Ravin’s coaching at the Y soon led to him helping a few guys at the gym, some who played pro ball overseas, with their drills and shots. Word of Ravin’s work on (rather than in) the court eventually leaked into the NBA, and a few league players started showing up to the attorney’s informal practices. He trained them for free at first until his mother made him realize that the players valued him and that basketball, perhaps, was the lightening bolt he’d been praying for. “It wasn’t something where you wake up one morning and want a career change,” Ravin recalls. “It was more like, Oh my god, I have to do something that I enjoy, I have to get out of the office. It was more out of desperation.”

Desperation may have driven Ravin to start coaching, but it was his passion for basketball that has made him good at it. “I fell in love with the game as a child,” Ravin says. “It was something I could do on my own that didn’t require a lot of money from my parents that they didn’t have.”

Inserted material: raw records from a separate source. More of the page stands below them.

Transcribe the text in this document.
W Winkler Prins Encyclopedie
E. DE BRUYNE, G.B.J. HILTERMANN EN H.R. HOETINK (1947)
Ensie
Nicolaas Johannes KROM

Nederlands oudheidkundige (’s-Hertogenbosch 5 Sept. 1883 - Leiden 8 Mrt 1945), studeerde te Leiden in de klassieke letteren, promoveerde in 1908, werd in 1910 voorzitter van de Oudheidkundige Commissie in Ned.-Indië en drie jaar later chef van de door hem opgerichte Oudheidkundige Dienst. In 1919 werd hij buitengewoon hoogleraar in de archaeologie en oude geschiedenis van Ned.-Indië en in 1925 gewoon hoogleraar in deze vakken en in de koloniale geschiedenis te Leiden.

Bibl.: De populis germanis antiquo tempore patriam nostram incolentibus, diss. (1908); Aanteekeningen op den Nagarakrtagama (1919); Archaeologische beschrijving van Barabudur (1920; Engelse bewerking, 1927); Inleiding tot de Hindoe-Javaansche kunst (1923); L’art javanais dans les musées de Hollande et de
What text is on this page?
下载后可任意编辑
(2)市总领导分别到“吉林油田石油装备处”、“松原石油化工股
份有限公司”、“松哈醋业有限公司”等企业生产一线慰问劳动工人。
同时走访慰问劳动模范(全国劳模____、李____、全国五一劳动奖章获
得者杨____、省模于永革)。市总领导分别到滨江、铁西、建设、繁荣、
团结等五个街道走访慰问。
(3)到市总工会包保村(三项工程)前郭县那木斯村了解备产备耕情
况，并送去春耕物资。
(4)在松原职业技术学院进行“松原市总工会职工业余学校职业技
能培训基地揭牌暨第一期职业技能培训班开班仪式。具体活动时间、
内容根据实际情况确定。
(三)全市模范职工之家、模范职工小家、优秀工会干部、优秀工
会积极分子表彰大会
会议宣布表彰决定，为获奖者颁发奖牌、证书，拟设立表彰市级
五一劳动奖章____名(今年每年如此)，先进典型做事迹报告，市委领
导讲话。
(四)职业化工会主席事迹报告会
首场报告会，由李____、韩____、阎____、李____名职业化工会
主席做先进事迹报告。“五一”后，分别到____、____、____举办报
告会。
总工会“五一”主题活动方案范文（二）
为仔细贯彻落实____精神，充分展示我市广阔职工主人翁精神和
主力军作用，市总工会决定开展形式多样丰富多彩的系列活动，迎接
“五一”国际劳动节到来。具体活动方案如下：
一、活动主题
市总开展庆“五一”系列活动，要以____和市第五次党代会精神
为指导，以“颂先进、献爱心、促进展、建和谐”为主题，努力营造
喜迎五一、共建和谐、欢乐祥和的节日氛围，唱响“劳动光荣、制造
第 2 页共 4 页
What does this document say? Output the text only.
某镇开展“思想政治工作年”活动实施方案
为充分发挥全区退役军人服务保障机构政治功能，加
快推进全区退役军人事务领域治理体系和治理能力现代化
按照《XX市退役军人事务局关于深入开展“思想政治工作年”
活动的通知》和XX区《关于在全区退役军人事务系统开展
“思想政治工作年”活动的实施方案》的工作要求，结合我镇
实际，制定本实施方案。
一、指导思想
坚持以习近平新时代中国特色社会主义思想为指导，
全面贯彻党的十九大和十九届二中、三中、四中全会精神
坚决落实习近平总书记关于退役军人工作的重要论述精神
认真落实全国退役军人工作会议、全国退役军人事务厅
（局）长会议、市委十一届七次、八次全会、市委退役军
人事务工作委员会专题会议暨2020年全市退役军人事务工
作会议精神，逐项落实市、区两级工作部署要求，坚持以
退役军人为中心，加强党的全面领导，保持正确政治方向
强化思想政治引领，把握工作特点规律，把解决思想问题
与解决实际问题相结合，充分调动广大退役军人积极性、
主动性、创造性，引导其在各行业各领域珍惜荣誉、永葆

Ravin says he taught himself to play basketball and that he never competed beyond high school because, “When the opportunity presented itself to play ball in college, the immigrant response was, ‘What are you going to do with basketball?’” Now that Ravin has done more with basketball than most college players only dream of, he says lack of conventional training doesn’t bother him at all, despite what he calls “rumblings” from others in the NBA.

“I’ve always been an outsider—it doesn’t concern me with what they think,” Ravin says. “Whether they say to me I don’t have a traditional résumé or not, their opinion has no bearing on how I chose to do my work.”